The coming together of the works in the exhibition proceeded in a slightly different way than our approach to date. The works in the exhibition were selected from the artists and works that Ece Ağırtmış shared with me in the messages she sent me over time. There is a wealth of sharing between Ece and me that spreads from Instagram to WhatsApp and then to different mediums. Sometimes the corner of a work, its pedestal, sometimes the way it is hung, the paints she uses catch our attention and countless messages are sent to her and to me and to her throughout the day. I realized that these messages that have been going on for over three years are actually an attitude that tries to understand Ece’s world of meaning as well as what a generation looks at, how and why. Ece was describing this generation of artists through her friends (some we know, some we don’t). From this correspondence that included nearly 200 artists from Turkey and abroad, Ece and I decided to focus on six artists. Since reducing the scale was necessary in terms of the relationship with the space and because we thought it was necessary to sample different works by the same artist in order to create an opportunity to observe the sharing and common reference points between these artists...
'OCEANS OF THE UNCONSCIOUS'What do Edip Cansever's "Gravity Carnation" have in common with the exhibition?
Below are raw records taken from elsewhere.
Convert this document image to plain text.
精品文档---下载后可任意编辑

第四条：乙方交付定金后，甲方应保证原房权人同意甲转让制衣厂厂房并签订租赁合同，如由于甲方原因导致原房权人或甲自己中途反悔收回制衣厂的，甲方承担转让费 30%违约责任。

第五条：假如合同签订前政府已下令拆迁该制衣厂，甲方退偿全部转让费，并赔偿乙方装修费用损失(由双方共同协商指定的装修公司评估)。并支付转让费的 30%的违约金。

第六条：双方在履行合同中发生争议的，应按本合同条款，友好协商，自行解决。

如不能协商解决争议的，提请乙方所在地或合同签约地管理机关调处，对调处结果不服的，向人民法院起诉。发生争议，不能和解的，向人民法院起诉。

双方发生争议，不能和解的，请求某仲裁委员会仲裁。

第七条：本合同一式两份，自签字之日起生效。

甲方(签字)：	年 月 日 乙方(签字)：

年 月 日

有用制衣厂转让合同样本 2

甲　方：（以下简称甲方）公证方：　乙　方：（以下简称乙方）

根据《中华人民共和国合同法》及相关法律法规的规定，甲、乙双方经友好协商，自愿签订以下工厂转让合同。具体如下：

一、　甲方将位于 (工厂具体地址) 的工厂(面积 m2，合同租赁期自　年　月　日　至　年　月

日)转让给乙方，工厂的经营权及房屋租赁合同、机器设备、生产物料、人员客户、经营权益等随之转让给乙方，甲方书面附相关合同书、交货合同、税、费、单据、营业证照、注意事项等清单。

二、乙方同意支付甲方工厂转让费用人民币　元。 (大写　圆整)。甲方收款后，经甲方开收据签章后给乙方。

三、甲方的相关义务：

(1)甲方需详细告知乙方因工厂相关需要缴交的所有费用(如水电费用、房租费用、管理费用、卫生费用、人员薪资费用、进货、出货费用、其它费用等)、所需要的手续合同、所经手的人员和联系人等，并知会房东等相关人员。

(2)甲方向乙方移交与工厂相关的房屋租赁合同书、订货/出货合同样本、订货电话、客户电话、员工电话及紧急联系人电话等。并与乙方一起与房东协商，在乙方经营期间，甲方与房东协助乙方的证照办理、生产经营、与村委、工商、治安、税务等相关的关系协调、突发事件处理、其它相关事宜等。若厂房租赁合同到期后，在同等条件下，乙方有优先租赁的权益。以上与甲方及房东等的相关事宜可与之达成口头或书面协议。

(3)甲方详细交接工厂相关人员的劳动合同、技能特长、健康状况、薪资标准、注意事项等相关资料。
I had thought of the title “Ece’s Friends” for the exhibition, but Ece asked if there could be a more inclusive title… Gravitational Carnation is a poem by Edip Cansever that I really like. I think it is one of the strangest poems in Turkish, and I cannot say that I fully understand what it means. This metaphor of a carnation that passes from hand to hand seemed to me to be a metaphor that could convey the visible and invisible sharing between artists. Carnation is a kind of love, value, inspiration, perhaps a sparkle found in the tunnels of social memory… In the exhibition, you will notice pink-painted houses, amphoras, oceans of the unconscious and its silent demons, cats, dogs, pigeons and various animals roaming around on the artists’ canvases. I think whatever that thing is that is noticed is the carnation.